Dr. Harold L. D. Kirkham, first chief of the Division of Plastic Surgery at Baylor, developed the program and steered it to full accreditation in 1950. The nationally and internationally recognized Dr. Ralph Millard, author of the widely known Cleft Craft textbook and past chairman of the Division of Plastic Surgery at the University of Miami, was the first resident to graduate from this program.

During the tenure of Dr. Baron S. Hardy as chief of the division (1952-1976), the program expanded its affiliation with the hospitals in the Texas Medical Center. During the next 20 years, the program earned a significant reputation in the United States and abroad. To date, more than 130 residents have completed their plastic surgery residency at the College and have become board-certified plastic surgeons.

As a multi-institutional, integrated, six-year residency, the program is fully accredited by the Residency Review Committee for Plastic Surgery and the Accreditation Council for Graduate Medical Education. Enriched by its location in the Texas Medical Center, the largest medical complex in the world, it is considered one of the top U.S. plastic surgery residency programs.

Currently, there are seven full-time faculty, more than 25 clinical volunteer faculty, 18 plastic surgery residents, two hand residents and a research assistant.

The program's high national and international standing reflects its wealth of clinical resources, research frontiers, and dedicated teaching faculty, as well as its highly structured academic and clinical curriculum.

During the six-year training period, residents receive 24 months of prerequisite general surgery training, 8 months of para-plastic surgery and 40 months in plastic surgery.

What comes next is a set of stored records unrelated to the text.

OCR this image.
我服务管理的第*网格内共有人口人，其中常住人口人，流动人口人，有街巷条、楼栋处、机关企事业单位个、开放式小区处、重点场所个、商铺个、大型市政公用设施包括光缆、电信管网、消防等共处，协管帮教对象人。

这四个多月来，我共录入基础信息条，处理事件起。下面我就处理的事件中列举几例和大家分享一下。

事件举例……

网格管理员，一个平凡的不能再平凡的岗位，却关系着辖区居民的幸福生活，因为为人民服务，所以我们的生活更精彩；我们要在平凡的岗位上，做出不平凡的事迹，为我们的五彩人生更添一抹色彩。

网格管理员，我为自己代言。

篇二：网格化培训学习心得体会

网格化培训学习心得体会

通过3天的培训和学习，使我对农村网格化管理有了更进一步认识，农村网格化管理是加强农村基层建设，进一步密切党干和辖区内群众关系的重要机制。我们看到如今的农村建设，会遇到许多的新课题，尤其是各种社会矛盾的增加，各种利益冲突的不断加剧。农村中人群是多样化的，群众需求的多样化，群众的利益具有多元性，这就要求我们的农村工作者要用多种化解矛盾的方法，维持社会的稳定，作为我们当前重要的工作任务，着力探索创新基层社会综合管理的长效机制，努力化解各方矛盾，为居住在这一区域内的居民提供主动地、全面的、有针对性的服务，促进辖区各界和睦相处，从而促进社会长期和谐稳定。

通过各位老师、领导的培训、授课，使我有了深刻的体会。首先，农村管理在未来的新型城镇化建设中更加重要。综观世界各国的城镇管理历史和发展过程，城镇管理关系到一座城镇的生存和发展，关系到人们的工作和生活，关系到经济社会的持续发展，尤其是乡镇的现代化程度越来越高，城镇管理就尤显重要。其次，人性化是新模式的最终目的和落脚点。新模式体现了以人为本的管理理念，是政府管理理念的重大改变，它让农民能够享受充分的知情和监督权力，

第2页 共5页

Clinical rotations are performed at three private institutions: Baylor St. Luke’s Medical Center, Texas Children's Hospital, a nationally known and respected pediatric hospital, and Methodist Houston. Public and government affiliations are with the Ben Taub Hospital (a Level I trauma center), the Michael E. DeBakey Veterans Affairs Medical Center, and MD Anderson Cancer Center, one of the nation's leading cancer centers.

In addition to receiving clinical training, residents are provided with opportunities to participate in basic and clinical science research at the College and its affiliated institutions.

The fully integrated program is structured in blocks aimed at providing a strong foundation in the management of surgical patients with increasingly progressive responsibility according to the level of training, and knowledge and training in surgical subspecialties that are closely related to plastic surgery.

The curriculum provides experience across all areas of the discipline, including anesthesiology, burn management, critical care medicine, emergency medicine, cardiothoracic surgery, general surgery, oncologic surgery, orthopedic surgery, otolaryngology, pediatric surgery, trauma management, and vascular surgery.

Residents are required to become competent in patient care, medical knowledge, practice-based learning, interpersonal skills, professionalism, and systems-based practice.

Upon satisfactory completion of the six-year program, residents are among the most experienced in the country and are fully qualified to become board-eligible for certification by the American Board of Plastic Surgeons.

Each year, 20-25 applicants are chosen from a pool of about 200 for a vigorous and highly competitive interview process. Only applicants who are among the top in academic excellence, USMLE scores and research interests are invited to interview.

All candidates must participate in the National Resident Matching Program, and three PGY-1 positions are filled each year.